For some of them, all they really wanted was a modification of their job duties, with the most common change simply giving them more autonomy and authority to accomplish the tasks they were charged with.  For others, I allowed them to do job sharing with the people who held the position they wanted.  And, after a short trial period, some found that the grass was not, in fact, greener from the other side of the fence, and they decided to stay where they were.  For others, they found new strengths they had only guessed they might have.  In fact, I gained one of the best customer service people I ever had by simply giving one of my assembly people a chance.  People tend to be good at what they enjoy, and by putting people in the places they want to be, an incredible win/win situation can be created.

Now, I understand that many small businesses to not have this capability, and that most (if not all) employees cannot just trade jobs.  However, as entrepreneurs, we are natural problem-solvers, and I found that just by taking the time to ask the staff about what they wanted, the dynamic of our employee/boss relationship shifted for the positive.  Figure out what works in your situation, with the opportunities and limitations you have available.  There is almost always a good solution hidden in there somewhere, and often all it takes to find it is simply taking the trouble to look.

An appreciated workforce is a loyal workforce, and a loyal workforce will cause you a tiny fraction of the problems a disloyal one will.  Now, I am not talking about just going through the motions and just saying you care about your employees (without taking the action to back it up).  People can smell insincerity a mile away, and a half-assed effort will yield you worse results than if you had just left everything alone.  I am saying that it is critical that you, as the boss, realize the truth.  Your employees truly are invaluable and it is vital you treat them as precious as they really are.  Gone are the days where most businesses can simply hire just about anyone to do a given job.  With all of the increased competition out there, hiring and retaining an exceptional staff is a key enabler of success.  Trying to achieve outstanding results with a mediocre staff has become nearly, if not totally, impossible.

I can hear what some of you are saying.  “But what if some of my employees are just not happy people?” If this is truly the case, then I would ask you if those are the types of employees you want.  I would ask you to see how their attitude not only affects the rest of the staff, but also the customers.  I would ask you to take a long look at the attitudes your business is spreading and decide if this is what you want.
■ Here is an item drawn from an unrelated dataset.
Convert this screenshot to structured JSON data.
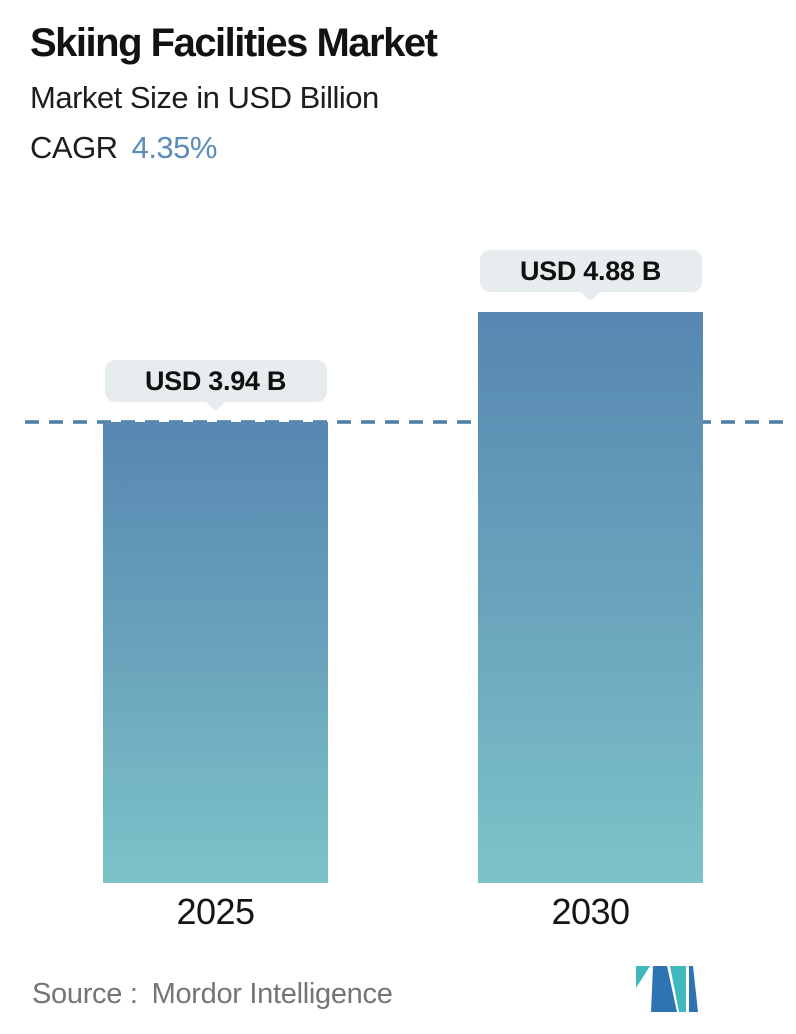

Now, I am not advocating that you go through and immediately fire anyone wearing a frowny-face.  I am saying that it is important to make the decision that a happy workforce is a tremendous asset, and it is worth the effort to foster this in your business.  Plus, many unhappy people are capable of being happy.  Perhaps there is something you are not doing that could affect this.  Take the time to find out.  And, if you find out that someone is just genuinely unhappy and there is nothing you can do about it, don’t worry.  There is nothing a cantankerous person despises more than a happy environment.  They cannot abide someplace where their negativity can never flourish and odds are they will leave on their own to find someplace that suits them better.

Or, I can hear you saying, “What if I cannot afford to hire exceptional employees?”  Well, if you are in any kind of contemporary industry, I would put to you that you cannot afford to hire anything less than an exceptional staff.  There are just too many other fish out there competing for the same food, and it is just too hard to stay competitive if you are mediocre.  Especially in a down-economy, being exceptional is a pre-requisite.  And, when the economy recovers, how do you expect to attract (and retain) exceptional staff?  You guessed it, give them a great environment.

Happiness is truly the lubricant for your business, and with the hyper-competitive nature of most markets these days, this is something that has just gotten too important to ignore.   Everyone, including you, will reap the benefits of creating a happy environment, so why not work a little harder to make it so?  You will be “happy” you did.